Se você administra ambientes que usam NGINX, as ações prioritárias que eu recomendo são claras: atualiza as versões alteradas O mais rapidamente possível após os testes pré-produção; se você não puder corrigir imediatamente, aplica mitigações temporárias propostas pelo fornecedor, como substituir grupos de captura PCRE não nomeados ($1, $2, etc.) em regras ‘rewrite’ por capturas nomeadas, o que elimina a principal condição de exploração assinalada. Rever as regras de rewrite e set, limitar a superfície exposta de endpoints que aceitam cadeias de consulta complexas e endurecer as políticas de limites de tamanho e tempo para pedidos HTTP reduz a probabilidade de exploração.
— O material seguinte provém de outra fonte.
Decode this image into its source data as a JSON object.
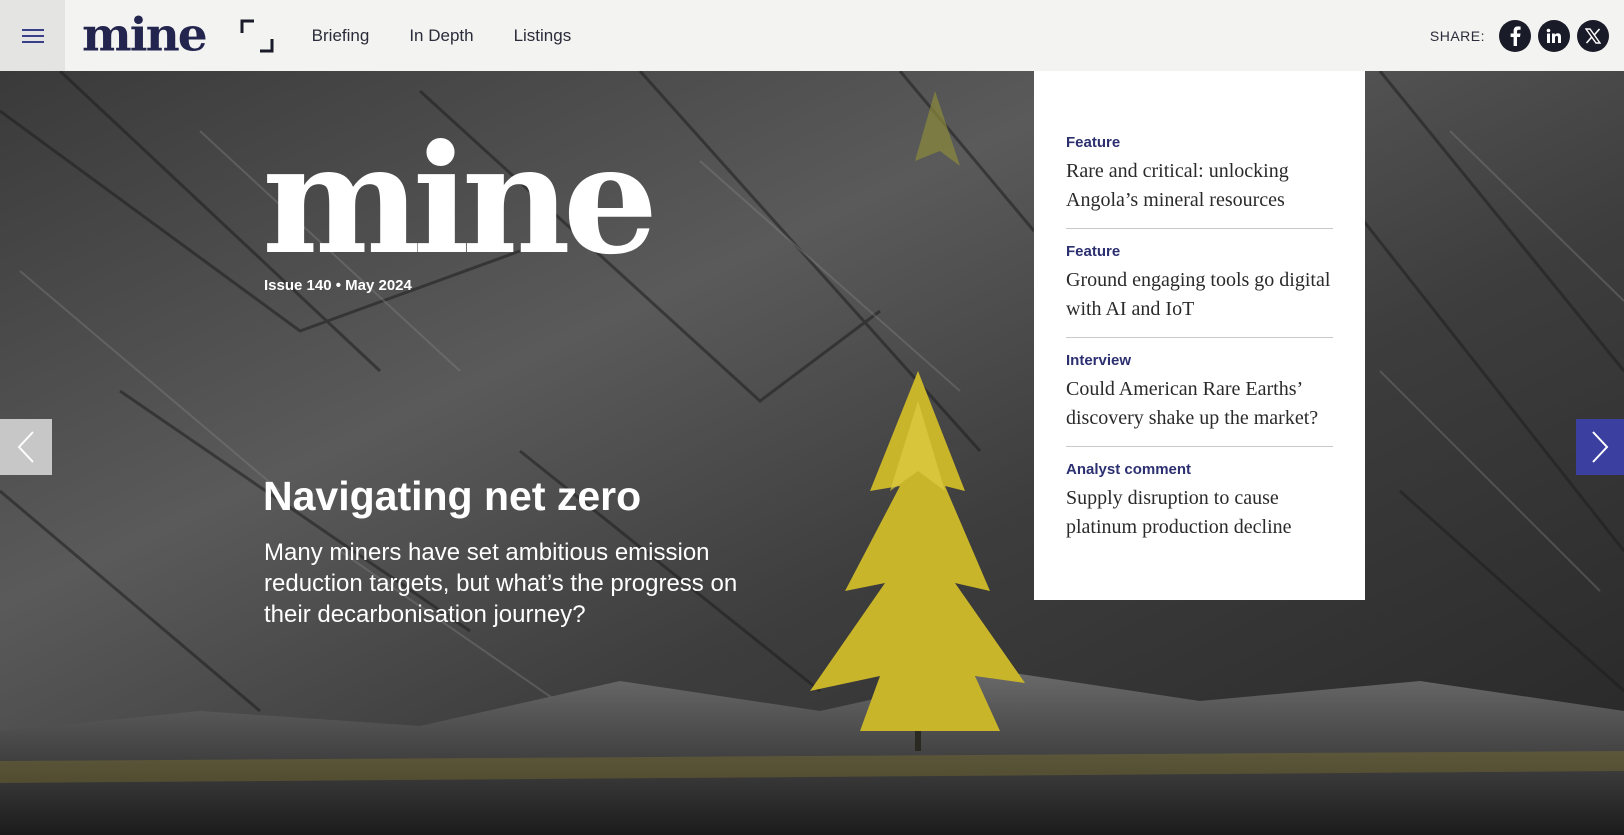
{
  "header": {
    "brand": "mine",
    "nav": [
      "Briefing",
      "In Depth",
      "Listings"
    ],
    "share_label": "SHARE:",
    "share_icons": [
      "facebook-icon",
      "linkedin-icon",
      "x-icon"
    ]
  },
  "hero": {
    "issue_logo": "mine",
    "issue_info": "Issue 140 • May 2024",
    "headline": "Navigating net zero",
    "standfirst": "Many miners have set ambitious emission reduction targets, but what’s the progress on their decarbonisation journey?"
  },
  "panel": {
    "articles": [
      {
        "category": "Feature",
        "title": "Rare and critical: unlocking Angola’s mineral resources"
      },
      {
        "category": "Feature",
        "title": "Ground engaging tools go digital with AI and IoT"
      },
      {
        "category": "Interview",
        "title": "Could American Rare Earths’ discovery shake up the market?"
      },
      {
        "category": "Analyst comment",
        "title": "Supply disruption to cause platinum production decline"
      }
    ]
  },
  "colors": {
    "brand_navy": "#23254f",
    "category_blue": "#2c3070",
    "arrow_blue": "#3a3fa0",
    "tree_yellow": "#c9b52a"
  }
}
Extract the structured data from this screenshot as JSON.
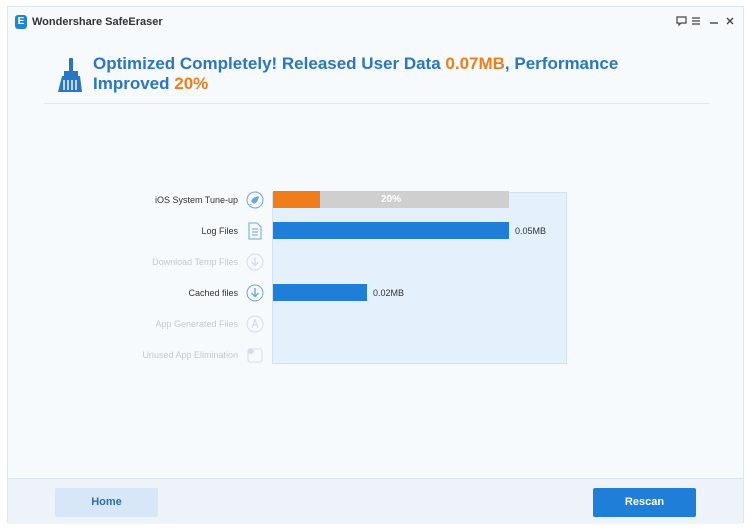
{
  "app": {
    "logo_letter": "E",
    "title": "Wondershare SafeEraser",
    "controls": [
      "feedback-icon",
      "menu-icon",
      "minimize-icon",
      "close-icon"
    ]
  },
  "headline": {
    "part1": "Optimized Completely!  Released User Data ",
    "released_value": "0.07MB",
    "part2": ", Performance Improved ",
    "improved_value": "20%"
  },
  "colors": {
    "accent_blue": "#1f7fd8",
    "highlight_orange": "#ef7d1a",
    "bar_gray": "#cfcfcf",
    "disabled_text": "#c4c9cf"
  },
  "rows": [
    {
      "label": "iOS System Tune-up",
      "icon": "rocket-icon",
      "enabled": true,
      "progress_percent": 20,
      "progress_label": "20%"
    },
    {
      "label": "Log Files",
      "icon": "document-icon",
      "enabled": true,
      "value_mb": 0.05,
      "value_label": "0.05MB"
    },
    {
      "label": "Download Temp Files",
      "icon": "download-icon",
      "enabled": false
    },
    {
      "label": "Cached files",
      "icon": "download-icon",
      "enabled": true,
      "value_mb": 0.02,
      "value_label": "0.02MB"
    },
    {
      "label": "App Generated Files",
      "icon": "app-store-icon",
      "enabled": false
    },
    {
      "label": "Unused App Elimination",
      "icon": "app-badge-icon",
      "enabled": false
    }
  ],
  "buttons": {
    "home_label": "Home",
    "rescan_label": "Rescan"
  }
}
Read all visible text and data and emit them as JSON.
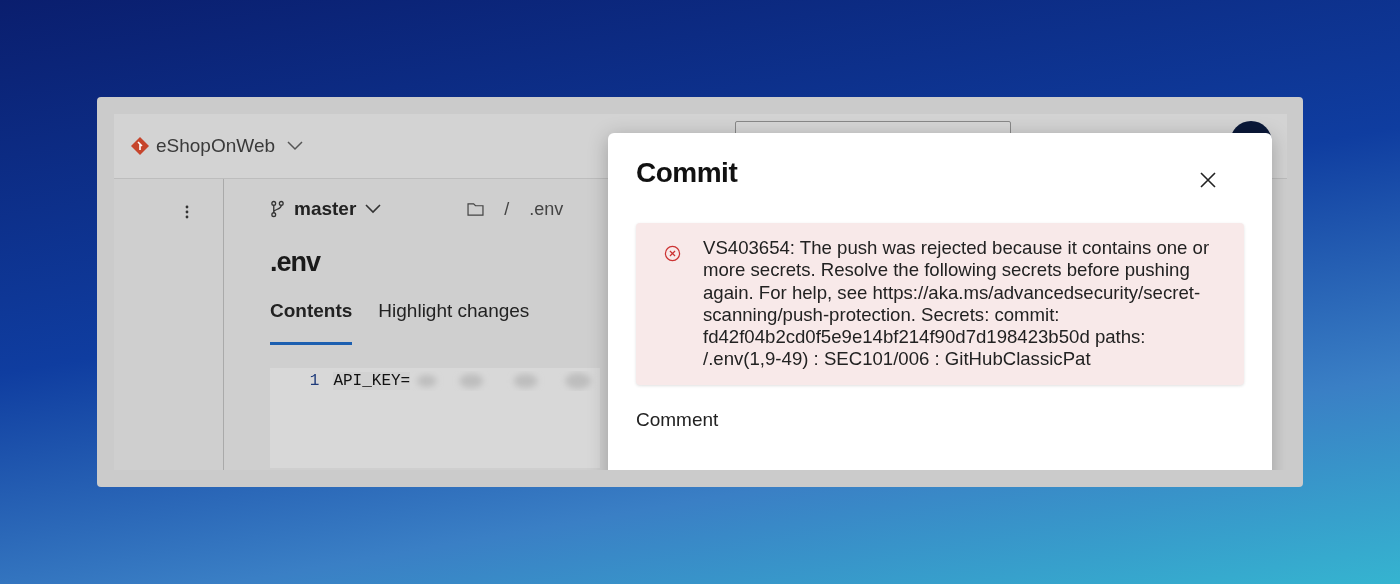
{
  "header": {
    "project": "eShopOnWeb"
  },
  "toolbar": {
    "branch": "master",
    "breadcrumb": [
      {
        "kind": "folder"
      },
      {
        "kind": "separator",
        "text": "/"
      },
      {
        "kind": "file",
        "text": ".env"
      }
    ]
  },
  "file": {
    "title": ".env"
  },
  "tabs": [
    {
      "label": "Contents",
      "selected": true
    },
    {
      "label": "Highlight changes",
      "selected": false
    }
  ],
  "code": {
    "lines": [
      {
        "number": "1",
        "text": "API_KEY="
      }
    ]
  },
  "dialog": {
    "title": "Commit",
    "error": "VS403654: The push was rejected because it contains one or more secrets. Resolve the following secrets before pushing again. For help, see https://aka.ms/advancedsecurity/secret-scanning/push-protection. Secrets: commit: fd42f04b2cd0f5e9e14bf214f90d7d198423b50d paths: /.env(1,9-49) : SEC101/006 : GitHubClassicPat",
    "comment_label": "Comment"
  }
}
Complementariamente, verifica que as protecções do sistema estão ativas: ASLR deve permanecer habilitado e os contentores ou imagens de VM não devem desativar mitigações por razões de desempenho em produção. Reforça o isolamento de processos, executa o NGINX com privilégios mínimos, mantenha registros e alertas centrados em falhas de workers e reinícios frequentes, e aplica detecção de anomalias em tráfego HTTP que possa tentar explorar. Para ambientes Kubernetes, você rapidamente atualiza os drivers de Rendimento e as imagens de base usadas nos pods.
Por último, considera que a evidência disponível mostra uma ameaça dupla: um vetor de DoS reproduzível e um vetor RCE que requer condições específicas. Não subestime o impacto operacional dos bloqueios repetidos de workers ou a possibilidade de um atacante especializado poder adaptar técnicas para sortear mitigações em certos ambientes. Planeja o adesivo em janelas controladas, submete as mudanças a testes de carga e segurança, e mantenha comunicação com seus fornecedores e equipamentos de resposta a incidentes para acelerar a contenção se detectar atividade suspeita relacionada a essas vulnerabilidades.